As both a programmer and a math student, I am trying to come up with a fool-proof way to handle errors from subtractive cancellation caused by trying to evaluate $x-y$, where x,y are extended (long double) precision floating-point numbers. (Obviously, if x is very close to y, this causes problem.) I found two equivalent forms, ${x^2-y^2\over x+y}$ and $(\sqrt{x}-\sqrt{y})(\sqrt{x}+\sqrt{y})$. I was trying to evaluate regions where either form would work better, as well as the regions where either form might produce the same result, and/or a worse result in comparison to a straight subtraction.

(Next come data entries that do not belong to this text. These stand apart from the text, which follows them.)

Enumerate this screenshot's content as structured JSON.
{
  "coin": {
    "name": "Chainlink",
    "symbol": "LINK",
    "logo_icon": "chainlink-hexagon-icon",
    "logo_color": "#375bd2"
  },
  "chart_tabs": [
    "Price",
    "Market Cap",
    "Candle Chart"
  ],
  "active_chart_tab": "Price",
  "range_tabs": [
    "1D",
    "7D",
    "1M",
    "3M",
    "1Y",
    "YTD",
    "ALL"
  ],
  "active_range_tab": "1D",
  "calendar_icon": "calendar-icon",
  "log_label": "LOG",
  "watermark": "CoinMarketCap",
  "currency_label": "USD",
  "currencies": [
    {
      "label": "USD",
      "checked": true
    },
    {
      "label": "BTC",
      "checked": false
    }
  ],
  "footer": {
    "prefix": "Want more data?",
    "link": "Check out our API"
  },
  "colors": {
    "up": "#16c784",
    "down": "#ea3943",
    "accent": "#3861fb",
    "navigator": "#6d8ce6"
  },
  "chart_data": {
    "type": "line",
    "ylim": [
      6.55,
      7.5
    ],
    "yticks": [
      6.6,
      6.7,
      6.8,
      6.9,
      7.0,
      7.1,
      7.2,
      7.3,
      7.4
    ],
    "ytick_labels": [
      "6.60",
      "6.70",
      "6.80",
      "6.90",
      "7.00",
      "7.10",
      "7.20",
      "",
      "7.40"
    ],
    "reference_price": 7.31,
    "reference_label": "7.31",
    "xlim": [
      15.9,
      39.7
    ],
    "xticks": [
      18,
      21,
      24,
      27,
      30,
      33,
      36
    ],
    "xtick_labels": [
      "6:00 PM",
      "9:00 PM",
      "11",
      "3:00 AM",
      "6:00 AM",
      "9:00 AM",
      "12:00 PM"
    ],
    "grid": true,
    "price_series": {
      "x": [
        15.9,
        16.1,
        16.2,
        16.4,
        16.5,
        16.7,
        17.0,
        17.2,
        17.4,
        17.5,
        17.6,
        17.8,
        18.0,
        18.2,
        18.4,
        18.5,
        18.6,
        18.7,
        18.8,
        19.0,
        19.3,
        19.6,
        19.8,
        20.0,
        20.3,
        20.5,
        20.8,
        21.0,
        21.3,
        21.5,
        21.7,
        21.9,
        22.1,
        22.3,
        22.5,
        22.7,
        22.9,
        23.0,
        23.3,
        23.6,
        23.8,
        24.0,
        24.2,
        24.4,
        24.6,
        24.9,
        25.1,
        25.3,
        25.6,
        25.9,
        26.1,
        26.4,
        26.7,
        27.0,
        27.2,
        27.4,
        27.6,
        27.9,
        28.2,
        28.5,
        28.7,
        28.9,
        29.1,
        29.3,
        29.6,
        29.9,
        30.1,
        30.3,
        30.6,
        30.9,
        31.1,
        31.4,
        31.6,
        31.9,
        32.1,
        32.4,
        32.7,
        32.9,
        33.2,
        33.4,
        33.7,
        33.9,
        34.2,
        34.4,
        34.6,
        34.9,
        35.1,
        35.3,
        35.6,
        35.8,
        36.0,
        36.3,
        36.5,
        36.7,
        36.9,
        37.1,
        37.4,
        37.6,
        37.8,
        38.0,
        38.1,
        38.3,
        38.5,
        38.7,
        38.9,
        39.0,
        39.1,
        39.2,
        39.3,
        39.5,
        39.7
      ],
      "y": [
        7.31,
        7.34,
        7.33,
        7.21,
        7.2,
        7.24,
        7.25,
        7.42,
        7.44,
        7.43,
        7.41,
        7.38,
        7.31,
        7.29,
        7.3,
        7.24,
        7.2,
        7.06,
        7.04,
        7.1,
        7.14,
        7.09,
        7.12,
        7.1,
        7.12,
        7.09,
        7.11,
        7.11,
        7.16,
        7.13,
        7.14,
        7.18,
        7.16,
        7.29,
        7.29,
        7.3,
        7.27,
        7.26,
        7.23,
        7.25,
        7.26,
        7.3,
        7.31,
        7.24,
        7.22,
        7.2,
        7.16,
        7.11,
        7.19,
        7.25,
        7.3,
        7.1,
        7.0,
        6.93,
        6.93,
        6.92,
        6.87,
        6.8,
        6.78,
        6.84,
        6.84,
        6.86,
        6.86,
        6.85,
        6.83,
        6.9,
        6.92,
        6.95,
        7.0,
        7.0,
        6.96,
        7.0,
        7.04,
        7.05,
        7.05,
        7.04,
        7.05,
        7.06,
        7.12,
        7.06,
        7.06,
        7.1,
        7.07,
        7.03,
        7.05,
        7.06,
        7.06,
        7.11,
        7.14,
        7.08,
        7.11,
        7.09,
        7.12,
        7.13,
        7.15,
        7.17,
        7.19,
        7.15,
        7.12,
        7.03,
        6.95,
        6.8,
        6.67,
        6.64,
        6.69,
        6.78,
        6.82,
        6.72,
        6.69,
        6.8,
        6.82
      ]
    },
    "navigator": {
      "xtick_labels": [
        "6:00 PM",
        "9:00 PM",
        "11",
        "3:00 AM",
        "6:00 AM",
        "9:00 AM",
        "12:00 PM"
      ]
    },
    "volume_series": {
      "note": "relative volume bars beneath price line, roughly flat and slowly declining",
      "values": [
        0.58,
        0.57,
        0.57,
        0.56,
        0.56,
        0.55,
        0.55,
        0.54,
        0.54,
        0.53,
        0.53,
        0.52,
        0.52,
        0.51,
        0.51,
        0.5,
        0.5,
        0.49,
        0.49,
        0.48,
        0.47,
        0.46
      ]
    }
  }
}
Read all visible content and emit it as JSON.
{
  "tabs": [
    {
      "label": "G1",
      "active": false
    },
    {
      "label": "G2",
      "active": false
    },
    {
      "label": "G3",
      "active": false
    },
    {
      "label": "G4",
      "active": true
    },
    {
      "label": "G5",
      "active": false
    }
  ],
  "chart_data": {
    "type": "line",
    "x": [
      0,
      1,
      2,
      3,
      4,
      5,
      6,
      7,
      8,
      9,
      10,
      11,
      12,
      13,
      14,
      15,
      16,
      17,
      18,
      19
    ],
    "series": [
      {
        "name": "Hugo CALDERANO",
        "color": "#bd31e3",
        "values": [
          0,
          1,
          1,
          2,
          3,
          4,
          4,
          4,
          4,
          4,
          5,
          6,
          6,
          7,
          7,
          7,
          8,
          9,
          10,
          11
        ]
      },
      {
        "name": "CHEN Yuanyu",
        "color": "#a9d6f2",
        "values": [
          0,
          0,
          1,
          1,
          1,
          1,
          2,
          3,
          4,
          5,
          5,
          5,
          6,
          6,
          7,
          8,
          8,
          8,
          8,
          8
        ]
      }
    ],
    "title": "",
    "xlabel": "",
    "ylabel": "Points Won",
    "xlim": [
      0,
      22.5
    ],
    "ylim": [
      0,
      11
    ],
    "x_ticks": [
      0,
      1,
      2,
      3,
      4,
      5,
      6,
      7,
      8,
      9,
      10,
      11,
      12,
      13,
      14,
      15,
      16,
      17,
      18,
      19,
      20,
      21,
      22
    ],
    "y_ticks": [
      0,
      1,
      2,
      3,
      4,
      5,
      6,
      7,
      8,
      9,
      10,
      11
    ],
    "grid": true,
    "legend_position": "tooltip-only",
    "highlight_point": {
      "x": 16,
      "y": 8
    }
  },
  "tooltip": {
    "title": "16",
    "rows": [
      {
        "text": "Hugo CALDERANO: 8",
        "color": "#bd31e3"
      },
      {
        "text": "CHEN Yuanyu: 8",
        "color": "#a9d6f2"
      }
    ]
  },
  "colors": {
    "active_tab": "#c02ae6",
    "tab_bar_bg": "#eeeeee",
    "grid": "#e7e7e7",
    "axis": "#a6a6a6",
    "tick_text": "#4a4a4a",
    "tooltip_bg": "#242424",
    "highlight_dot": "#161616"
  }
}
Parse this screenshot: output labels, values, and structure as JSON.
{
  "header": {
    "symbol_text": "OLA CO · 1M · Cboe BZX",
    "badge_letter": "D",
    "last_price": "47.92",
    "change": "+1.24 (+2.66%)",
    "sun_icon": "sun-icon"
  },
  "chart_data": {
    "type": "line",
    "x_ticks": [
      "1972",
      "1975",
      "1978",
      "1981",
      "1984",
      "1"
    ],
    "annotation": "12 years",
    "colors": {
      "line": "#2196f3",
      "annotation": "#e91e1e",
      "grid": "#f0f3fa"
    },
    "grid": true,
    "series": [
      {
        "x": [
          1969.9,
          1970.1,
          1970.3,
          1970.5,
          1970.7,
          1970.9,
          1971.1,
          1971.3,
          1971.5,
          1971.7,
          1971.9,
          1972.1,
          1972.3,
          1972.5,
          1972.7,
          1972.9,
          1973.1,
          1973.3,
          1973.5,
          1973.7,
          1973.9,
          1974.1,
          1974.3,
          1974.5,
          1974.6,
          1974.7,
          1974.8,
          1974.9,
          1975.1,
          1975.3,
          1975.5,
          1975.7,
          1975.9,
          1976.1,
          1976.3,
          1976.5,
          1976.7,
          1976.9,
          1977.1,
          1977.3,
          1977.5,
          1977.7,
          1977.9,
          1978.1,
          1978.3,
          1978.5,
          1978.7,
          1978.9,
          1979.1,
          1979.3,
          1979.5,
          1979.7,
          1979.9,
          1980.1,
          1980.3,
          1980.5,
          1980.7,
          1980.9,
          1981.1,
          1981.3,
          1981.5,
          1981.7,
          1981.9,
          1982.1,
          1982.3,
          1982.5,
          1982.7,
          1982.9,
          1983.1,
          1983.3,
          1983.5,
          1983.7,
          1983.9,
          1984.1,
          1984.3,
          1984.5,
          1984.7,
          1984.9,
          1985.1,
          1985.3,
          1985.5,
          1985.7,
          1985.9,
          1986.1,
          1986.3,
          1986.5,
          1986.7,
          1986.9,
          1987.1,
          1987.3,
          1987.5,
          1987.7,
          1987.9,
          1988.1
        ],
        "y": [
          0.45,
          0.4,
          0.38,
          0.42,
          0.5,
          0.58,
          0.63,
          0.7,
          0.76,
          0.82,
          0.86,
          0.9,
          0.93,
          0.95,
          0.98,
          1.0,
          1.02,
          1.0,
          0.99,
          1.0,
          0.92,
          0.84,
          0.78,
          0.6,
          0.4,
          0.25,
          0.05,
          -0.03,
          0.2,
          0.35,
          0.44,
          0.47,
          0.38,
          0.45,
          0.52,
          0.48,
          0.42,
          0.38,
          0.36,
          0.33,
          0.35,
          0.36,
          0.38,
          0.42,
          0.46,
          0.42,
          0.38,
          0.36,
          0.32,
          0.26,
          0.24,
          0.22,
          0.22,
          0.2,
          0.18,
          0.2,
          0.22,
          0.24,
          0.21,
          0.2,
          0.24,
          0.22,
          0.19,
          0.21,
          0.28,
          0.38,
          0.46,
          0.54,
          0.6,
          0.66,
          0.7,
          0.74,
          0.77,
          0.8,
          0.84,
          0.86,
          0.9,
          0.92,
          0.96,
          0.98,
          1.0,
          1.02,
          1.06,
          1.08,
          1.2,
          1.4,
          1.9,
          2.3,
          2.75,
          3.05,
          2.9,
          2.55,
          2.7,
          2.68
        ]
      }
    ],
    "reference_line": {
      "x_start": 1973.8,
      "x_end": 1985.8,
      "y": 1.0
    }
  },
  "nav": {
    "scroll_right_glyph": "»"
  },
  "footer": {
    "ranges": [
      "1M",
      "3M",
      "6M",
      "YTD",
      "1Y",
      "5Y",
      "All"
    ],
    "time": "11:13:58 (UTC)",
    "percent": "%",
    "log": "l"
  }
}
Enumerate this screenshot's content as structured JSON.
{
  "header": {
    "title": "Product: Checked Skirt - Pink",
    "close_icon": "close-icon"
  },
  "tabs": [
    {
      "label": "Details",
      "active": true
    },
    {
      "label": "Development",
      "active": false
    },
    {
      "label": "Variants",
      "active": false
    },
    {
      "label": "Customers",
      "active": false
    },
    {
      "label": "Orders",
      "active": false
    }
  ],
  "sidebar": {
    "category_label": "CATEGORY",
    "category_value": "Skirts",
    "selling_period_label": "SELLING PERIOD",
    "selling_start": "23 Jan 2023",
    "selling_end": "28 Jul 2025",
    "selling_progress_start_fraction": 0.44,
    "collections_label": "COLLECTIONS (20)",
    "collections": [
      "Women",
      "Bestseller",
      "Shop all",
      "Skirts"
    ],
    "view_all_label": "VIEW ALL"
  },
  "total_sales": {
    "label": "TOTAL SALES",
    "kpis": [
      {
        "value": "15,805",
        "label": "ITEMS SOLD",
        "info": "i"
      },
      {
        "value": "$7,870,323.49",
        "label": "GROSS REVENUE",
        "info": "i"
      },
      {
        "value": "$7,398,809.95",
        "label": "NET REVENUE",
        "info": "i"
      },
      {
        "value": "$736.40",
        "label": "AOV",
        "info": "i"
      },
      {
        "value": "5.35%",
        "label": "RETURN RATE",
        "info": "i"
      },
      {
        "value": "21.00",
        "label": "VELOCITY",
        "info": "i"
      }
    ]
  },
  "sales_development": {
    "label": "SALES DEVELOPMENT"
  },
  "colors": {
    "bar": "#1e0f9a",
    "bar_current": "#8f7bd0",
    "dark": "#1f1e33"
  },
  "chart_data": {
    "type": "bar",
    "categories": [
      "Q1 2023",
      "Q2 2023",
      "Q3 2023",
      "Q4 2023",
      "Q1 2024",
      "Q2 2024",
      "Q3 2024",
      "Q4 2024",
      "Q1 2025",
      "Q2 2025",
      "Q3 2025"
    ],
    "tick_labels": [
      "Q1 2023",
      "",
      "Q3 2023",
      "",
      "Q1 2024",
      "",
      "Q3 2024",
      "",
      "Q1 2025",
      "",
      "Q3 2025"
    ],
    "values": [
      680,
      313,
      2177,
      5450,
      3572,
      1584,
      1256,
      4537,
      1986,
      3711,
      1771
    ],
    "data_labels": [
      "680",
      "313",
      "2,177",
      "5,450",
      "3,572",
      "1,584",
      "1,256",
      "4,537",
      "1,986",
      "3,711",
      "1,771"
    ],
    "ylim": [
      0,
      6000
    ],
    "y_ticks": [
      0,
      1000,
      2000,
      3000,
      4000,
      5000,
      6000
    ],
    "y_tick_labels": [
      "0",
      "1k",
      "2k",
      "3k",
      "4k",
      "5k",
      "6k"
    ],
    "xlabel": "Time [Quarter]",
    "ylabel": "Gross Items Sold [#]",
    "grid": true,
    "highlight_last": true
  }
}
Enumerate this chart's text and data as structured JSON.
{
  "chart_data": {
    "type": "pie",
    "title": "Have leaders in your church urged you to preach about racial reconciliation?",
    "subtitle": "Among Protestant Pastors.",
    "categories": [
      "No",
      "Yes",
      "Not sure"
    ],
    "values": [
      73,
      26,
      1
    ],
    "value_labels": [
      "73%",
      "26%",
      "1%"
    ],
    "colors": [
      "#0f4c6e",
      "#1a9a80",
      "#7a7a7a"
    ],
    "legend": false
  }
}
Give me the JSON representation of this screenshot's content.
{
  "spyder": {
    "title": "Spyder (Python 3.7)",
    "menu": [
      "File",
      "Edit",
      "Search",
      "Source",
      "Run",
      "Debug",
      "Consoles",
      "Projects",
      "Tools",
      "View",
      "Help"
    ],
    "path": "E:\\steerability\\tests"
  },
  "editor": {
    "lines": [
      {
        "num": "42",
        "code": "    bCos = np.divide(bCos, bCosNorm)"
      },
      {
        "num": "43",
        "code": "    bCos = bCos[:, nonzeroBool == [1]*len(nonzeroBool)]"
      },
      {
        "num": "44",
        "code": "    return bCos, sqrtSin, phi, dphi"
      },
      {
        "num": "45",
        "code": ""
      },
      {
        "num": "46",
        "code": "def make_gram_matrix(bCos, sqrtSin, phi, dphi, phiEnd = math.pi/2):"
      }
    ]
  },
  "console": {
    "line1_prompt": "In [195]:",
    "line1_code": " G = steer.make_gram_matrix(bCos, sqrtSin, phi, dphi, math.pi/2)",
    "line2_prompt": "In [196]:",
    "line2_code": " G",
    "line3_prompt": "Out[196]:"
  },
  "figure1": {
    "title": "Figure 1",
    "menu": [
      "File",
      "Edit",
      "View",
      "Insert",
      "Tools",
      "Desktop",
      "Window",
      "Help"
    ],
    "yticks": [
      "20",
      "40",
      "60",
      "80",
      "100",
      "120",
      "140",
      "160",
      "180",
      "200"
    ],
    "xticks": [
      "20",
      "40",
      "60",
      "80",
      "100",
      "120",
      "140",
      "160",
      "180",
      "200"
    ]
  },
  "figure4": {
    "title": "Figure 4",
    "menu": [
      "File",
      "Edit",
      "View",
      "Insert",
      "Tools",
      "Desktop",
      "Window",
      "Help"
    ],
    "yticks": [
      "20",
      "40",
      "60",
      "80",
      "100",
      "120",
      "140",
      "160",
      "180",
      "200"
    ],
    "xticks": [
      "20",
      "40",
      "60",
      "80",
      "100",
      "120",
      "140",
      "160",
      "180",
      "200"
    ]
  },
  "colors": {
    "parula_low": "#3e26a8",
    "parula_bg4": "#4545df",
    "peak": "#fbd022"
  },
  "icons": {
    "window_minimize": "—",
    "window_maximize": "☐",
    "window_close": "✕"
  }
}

I have tried to do the error-analysis as such:
Let the long double c be defined such that $x-y=c$.Then, ${x^2-y^2\over x+y}=x-y=c$, which rewrites as ${x^2-y^2\over x-y}={x^2-y^2\over c}=x+y$, which means that, if ${x^2-y^2\over x+y}$ does better than x-y, then $|x+y|>1$. Now, we take a look at $(\sqrt{x}-\sqrt{y})(\sqrt{x}+\sqrt{y})=x-y=c$. A rewriting of this yields $\sqrt{x}-\sqrt{y}={c\over \sqrt{x}+\sqrt{y}}$, which means that $\sqrt{x}+\sqrt{y}<1$ for this decomposition to work. (This also poses the additional condition that x,y>0.) It would then follow that $x+y=x-y+2y>1$, or, in other terms, $x-y>1-2y$. Also, $\sqrt{x}+\sqrt{y}<1$ can be rewritten as $\sqrt{x}<1-\sqrt{y}$, or after squaring both sides, $x-y<1-2\sqrt{y}$. This means that $1-2y<1-2\sqrt{y}$, which simplifies to $y>\sqrt{y}$ which returns $y>1$ (this is the only place where it is true....)
So, if y > 1, then the decomposition works better, right? Well, not according to my program, which can be found here: http://ideone.com/amwv9H ; // Disclaimer: It is written in C++